The votes for the current treatment was more: that it would be disposal of an intangible asset. IFRIC quoted paragraph 113 of IAS 38, which states: ‘The gain or loss arising from the derecognition of an intangible asset shall be determined as the difference between the net disposal proceeds if any and the carrying amount of the asset. It shall be recognised in profit or loss when the asset is derecognised. Gains shall not be classified as revenue.
IFRIC decided that as the payment had been made in respect of extinguishing the registration right, it represented compensation for disposing of an intangible asset. Therefore, neither the proceeds nor the gain on disposal could be recognised within revenue by applying IFRS 15.
Is it possible or not to Recognise as Revenue?

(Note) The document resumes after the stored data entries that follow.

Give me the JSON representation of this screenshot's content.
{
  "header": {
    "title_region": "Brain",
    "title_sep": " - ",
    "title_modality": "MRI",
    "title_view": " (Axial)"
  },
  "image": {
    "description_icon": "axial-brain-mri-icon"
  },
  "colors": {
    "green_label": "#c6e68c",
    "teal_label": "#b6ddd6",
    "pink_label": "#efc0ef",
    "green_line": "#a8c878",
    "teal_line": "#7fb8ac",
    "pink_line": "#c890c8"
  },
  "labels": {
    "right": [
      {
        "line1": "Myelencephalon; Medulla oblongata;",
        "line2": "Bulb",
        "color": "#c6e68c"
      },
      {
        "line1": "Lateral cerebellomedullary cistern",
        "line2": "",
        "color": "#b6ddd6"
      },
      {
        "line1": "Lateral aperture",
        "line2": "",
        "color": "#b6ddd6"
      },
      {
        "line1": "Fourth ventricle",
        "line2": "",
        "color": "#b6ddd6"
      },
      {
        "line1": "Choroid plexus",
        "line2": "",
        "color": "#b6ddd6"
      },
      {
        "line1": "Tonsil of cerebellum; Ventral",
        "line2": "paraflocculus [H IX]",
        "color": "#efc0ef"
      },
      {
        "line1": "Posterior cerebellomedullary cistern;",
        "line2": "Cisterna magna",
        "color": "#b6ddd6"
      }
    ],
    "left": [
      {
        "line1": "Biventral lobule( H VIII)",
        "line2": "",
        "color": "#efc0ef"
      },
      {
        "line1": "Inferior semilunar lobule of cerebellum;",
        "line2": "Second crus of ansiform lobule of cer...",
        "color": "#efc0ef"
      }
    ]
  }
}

For an entity to record the proceeds as revenue through IFRS 15, the registration right could not have been initially held as an intangible through IAS 38 but it would be held as inventory in accordance with IAS 2, Inventories. That case presented to IFRIC was not possible, but IFRIC accepted this situation in sometimes. The committee pointed out that paragraph 2 of IAS 2 requires an entity to apply IAS 2 to intangible assets that meet the definition of inventories.
To be classed as inventory, the registration rights have to be held for sale in the ordinary course of business. IFRIC decided that, the entity whose ordinary activities include the development and transfer of players, it is conceivable that circumstances exist in which the recognition rights associated with some players meet the definition of inventories.
Some of the larger, global football clubs may not appear to have the transfer of players or the sale of players as part of their ordinary activities. The combination of the emergence of Financial Fair Play (FFP) and the increased number of players in football academies has led to larger teams of players and increased sales of surplus players, even from the largest clubs.
It can be said that transfer of players may be part of the ordinary business of smaller clubs. As a fan of one of these clubs i know what it is to see an exciting prospect developing with the certain knowledge that the player will be transferred to a larger club before long.
We may start seeing some football clubs assess whether they can start to hold some player registration rights as inventory. This will change the accounts, as these rights would as the lower of cost and net realisable value as set out in IAS 2, instead of being amortised over the life of the contract as in IAS 38. This will impact profits annually, and also the club’s assets are held.
The value of the asset will be affected. It would now be held at the lower of cost or net realisable value. This means that the rights could hold their value longer, due to the lack of amortisation. There should be more judgmental decisions on the net realisable value, as players reach the end of their contracts, which could introduce a greater amount of judgment than the current intangible asset treatment. In theory, the current treatment allows for judgments in the form of revaluing the rights.